BAT blows whistle on surging illicit cigarettes trade

BAT blows whistle on surging illicit cigarettes trade

BAT Kenya Offices

Counterfeit Clouds: The government is losing roughly KES9 billion annually in lost revenue from tax-evaded cigarettes in Kenya as nearly four out of 10 cigarettes consumed in the country are illicits.

The government is losing roughly KES9 billion annually in lost revenue from tax-evaded cigarettes in Kenya as nearly four out of 10 cigarettes consumed in the country are illicits.

In a statement announcing British American Tobacco's results for the six months ended June 30, 2025, the company said illicit cigarettes now account for 37 percent of tobacco products in the market, which is a steady increase from the 26 percent reported in 2022.

"In the domestic market, constrained consumer purchasing power drove down-trading to lower prices brands, reduced consumption and contributed to surge in illicit trade. Enhanced enforcement action and collaboration of all stakeholders is required to effectively curb the menace, bearing in mind the quantum of the challenge," BAT noted in its market update.
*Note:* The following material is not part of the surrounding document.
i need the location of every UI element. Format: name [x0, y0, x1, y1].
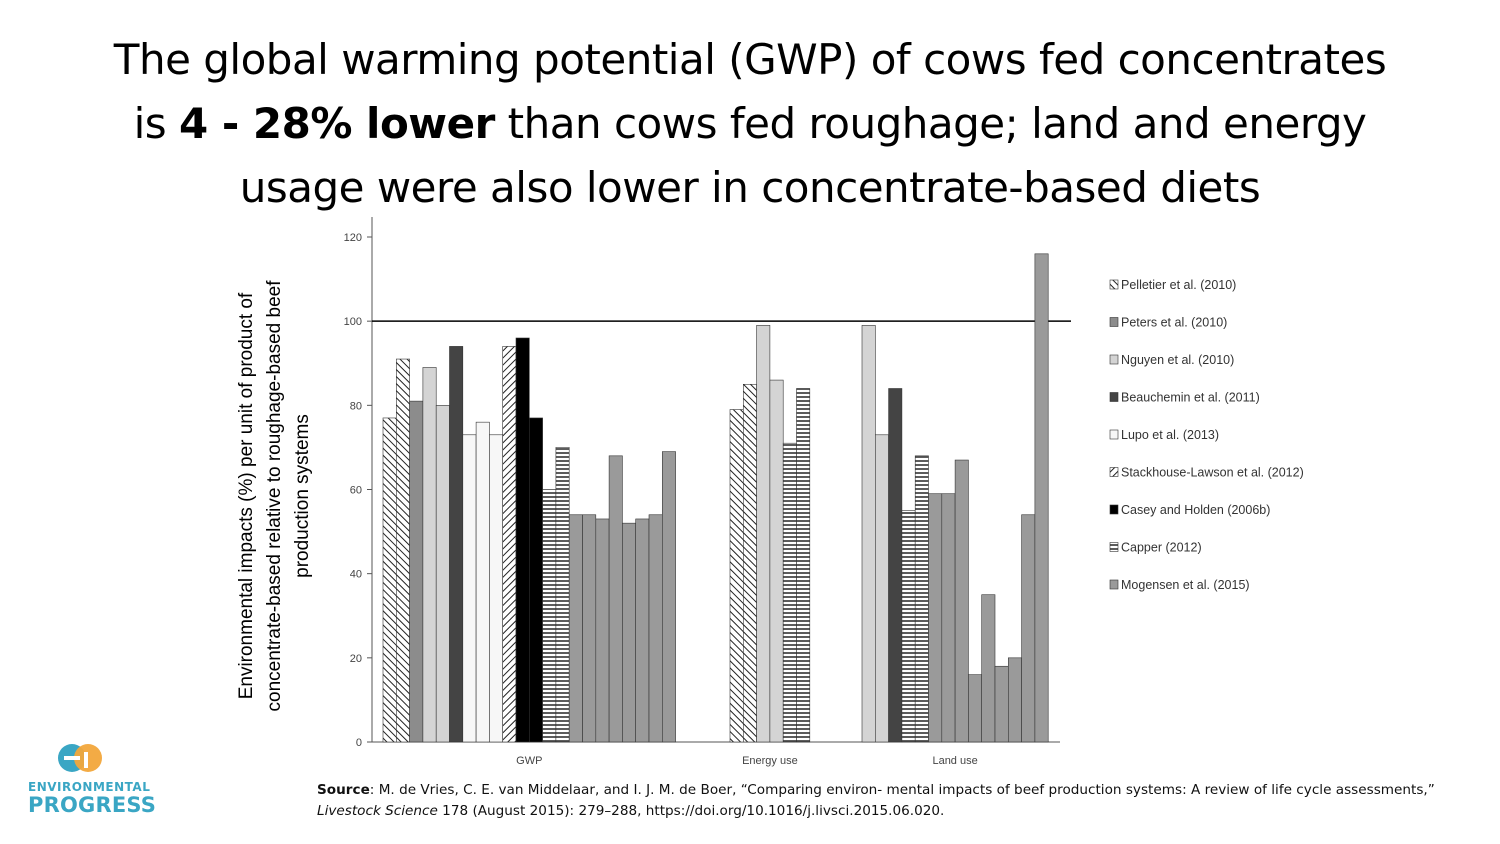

“This alarming rise in illegal cigarette trade is not only depriving the Kenyan government of vital revenue needed for the country’s economic stability, but is also undermining the security and livelihoods of thousands of Kenyans in our value chain,” BAT Kenya managing director Crispin Achola said in an earlier report in June.

He added: “The illicit trade in cigarettes is not only an economic issue, it is a matter of national security and public interest.”

Net profit

During the half, BAT reported a 40 per cent increase in net earnings to KES3 billion attributable to cost management and improved efficiency in generating profits.
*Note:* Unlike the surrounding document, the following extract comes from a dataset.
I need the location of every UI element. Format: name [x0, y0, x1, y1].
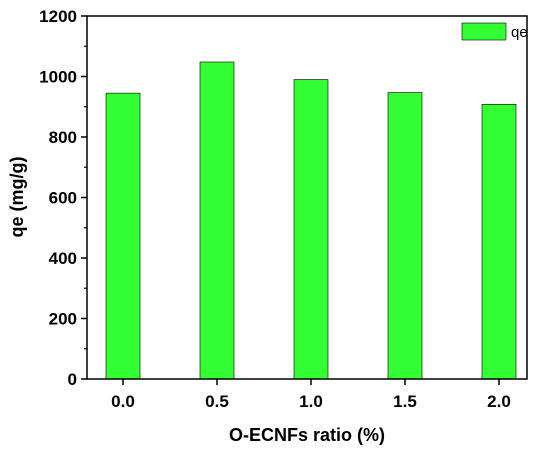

However, revenue remained flat at KES11.7 billion, a decrease from the KES14.1 billion which the company reported three years ago.

"Our export markets faced considerable headwinds, including adverse weather conditions, geopolitical tensions and currently devaluation. Despite these challenges, export sales volume was marginally higher, reflecting the benefit of favourable geographical mix. However, reported export revenues were adversely impacted by a lower transactional exchange rate between the Kenya Shilling and USD," BAT explained.

The company will be paying an interim dividend of KES10 per share, reflecting a departure from the KES3.5 to KES5 range which has been in place since 2018.